Here’s an excerpt from a Jimerson Birr blog post reporting on the new shorter limitations period for negligence claims:
For decades prior to the recent tort reform, the statute of limitations on negligence causes of action in Florida had been four years from when the cause of action accrued. However, effective March 24, 2023, Fla. Stat. § 95.11, was amended to reduce the statute of limitations for negligence claims from four years down to only two years. Fla. Stat. § 95.11(4)(a) (2023). This generally means that a plaintiff that fails to file a lawsuit for negligence within two years of when the cause of action accrues, rather than four years, will be barred from bringing the suit under the new statute of limitations.
What Claims Does This Change Effect?
The change of the statute of limitations from four years to two years applies to general negligence claims. General negligence claims encompass the vast majority of personal injury claims due to negligence, including by automobile accidents, slip and fall, etc., and also includes negligence claims for property damage.
However, the new shorter statute of limitations only applies to negligence claims which accrue after the effective date of the new statute, which is March 24, 2023. See H.B. 837 (“The amendments made by this act to s. 95.11, Florida Statutes, apply to causes of action accruing after the effective date of this act.”). “A cause of action accrues when the last element constituting the cause of action occurs.” Fla.

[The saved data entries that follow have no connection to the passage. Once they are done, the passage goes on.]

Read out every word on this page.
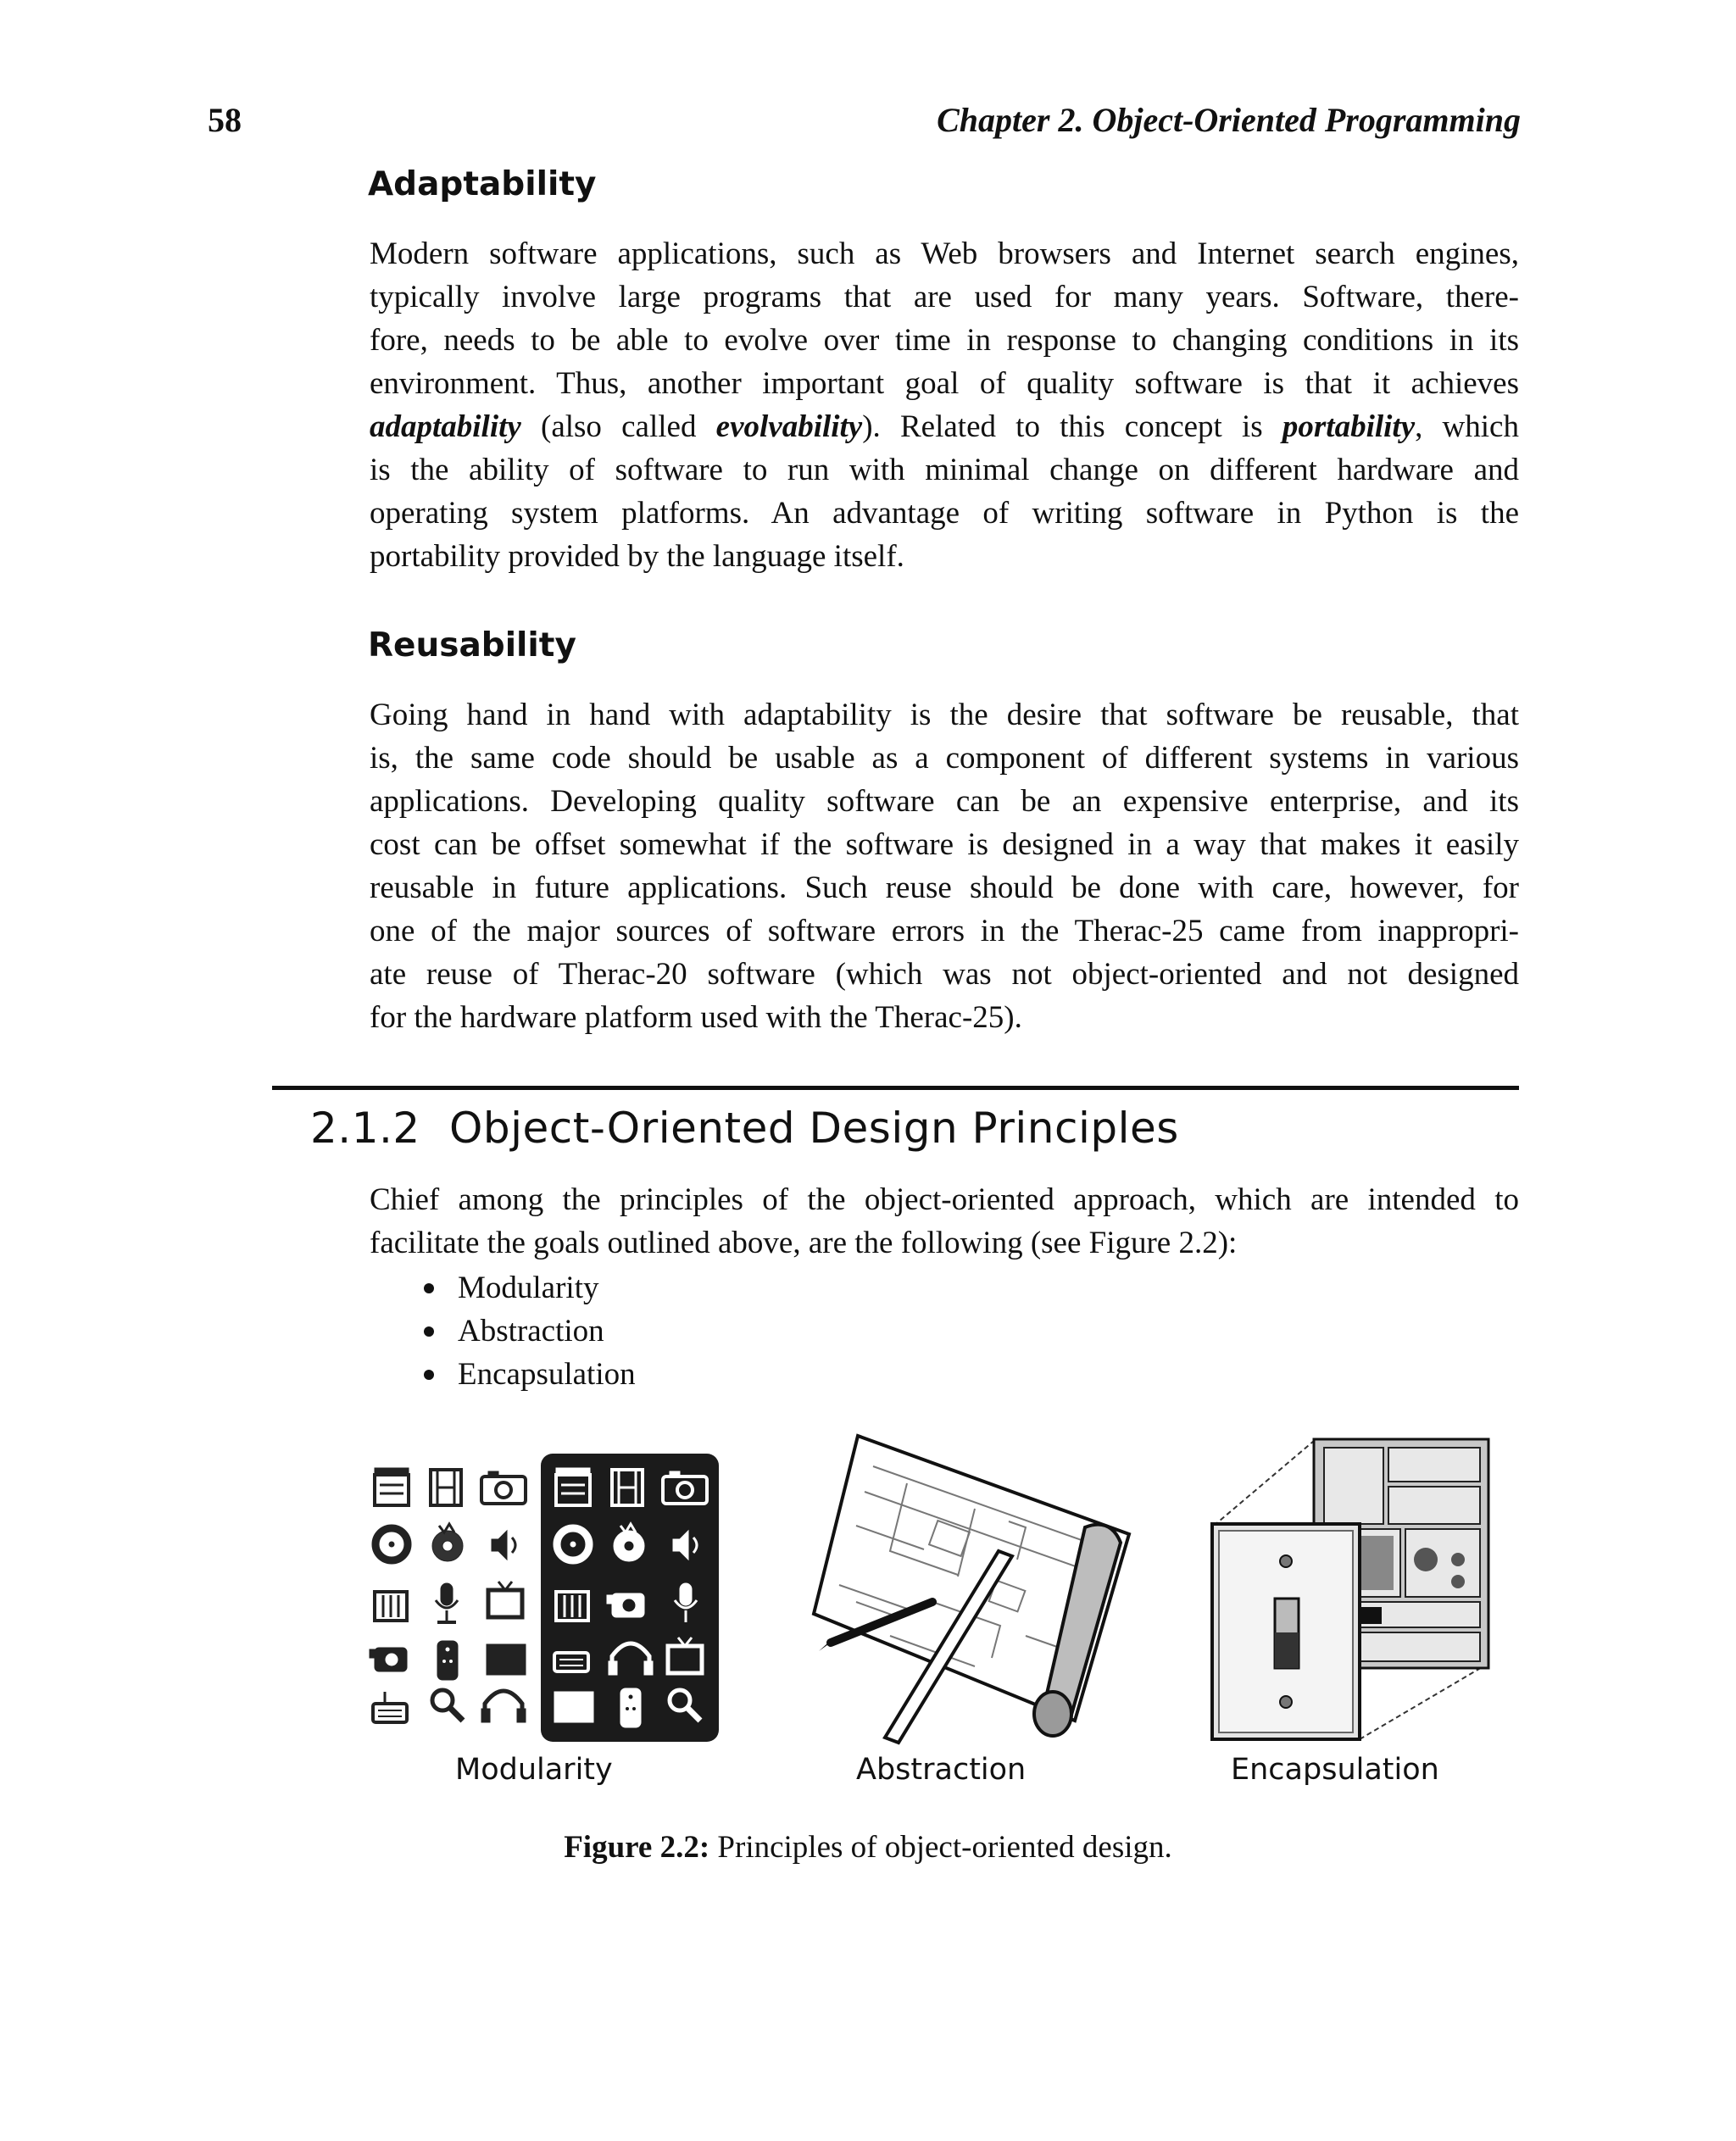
58	Chapter 2. Object-Oriented Programming
Adaptability
Modern software applications, such as Web browsers and Internet search engines,
typically involve large programs that are used for many years. Software, there-
fore, needs to be able to evolve over time in response to changing conditions in its
environment. Thus, another important goal of quality software is that it achieves
adaptability (also called evolvability). Related to this concept is portability, which
is the ability of software to run with minimal change on different hardware and
operating system platforms. An advantage of writing software in Python is the
portability provided by the language itself.
Reusability
Going hand in hand with adaptability is the desire that software be reusable, that
is, the same code should be usable as a component of different systems in various
applications. Developing quality software can be an expensive enterprise, and its
cost can be offset somewhat if the software is designed in a way that makes it easily
reusable in future applications. Such reuse should be done with care, however, for
one of the major sources of software errors in the Therac-25 came from inappropri-
ate reuse of Therac-20 software (which was not object-oriented and not designed
for the hardware platform used with the Therac-25).
2.1.2 Object-Oriented Design Principles
Chief among the principles of the object-oriented approach, which are intended to
facilitate the goals outlined above, are the following (see Figure 2.2):
Modularity
Abstraction
Encapsulation
Modularity	Abstraction	Encapsulation
Figure 2.2: Principles of object-oriented design.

Stat. § 95.031(1). A negligence cause of action generally accrues when the plaintiff is injured or suffers damages due to the act or omission of the defendant. See Dep’t of Transp. v. Soldovere, 519 So.2d 616 (Fla. 1988) (“A cause of action for the negligence of another accrues at the time the injury is first inflicted.”).
Accordingly, the new shorter two-year statute of limitations should be applicable to all general negligence claims where the plaintiff first suffered the injury or damages due to the defendant’s negligent conduct after March 24, 2023. Negligence causes of action accruing prior to March 24, 2023, should be under the prior law’s four-year statute of limitations for negligence claims.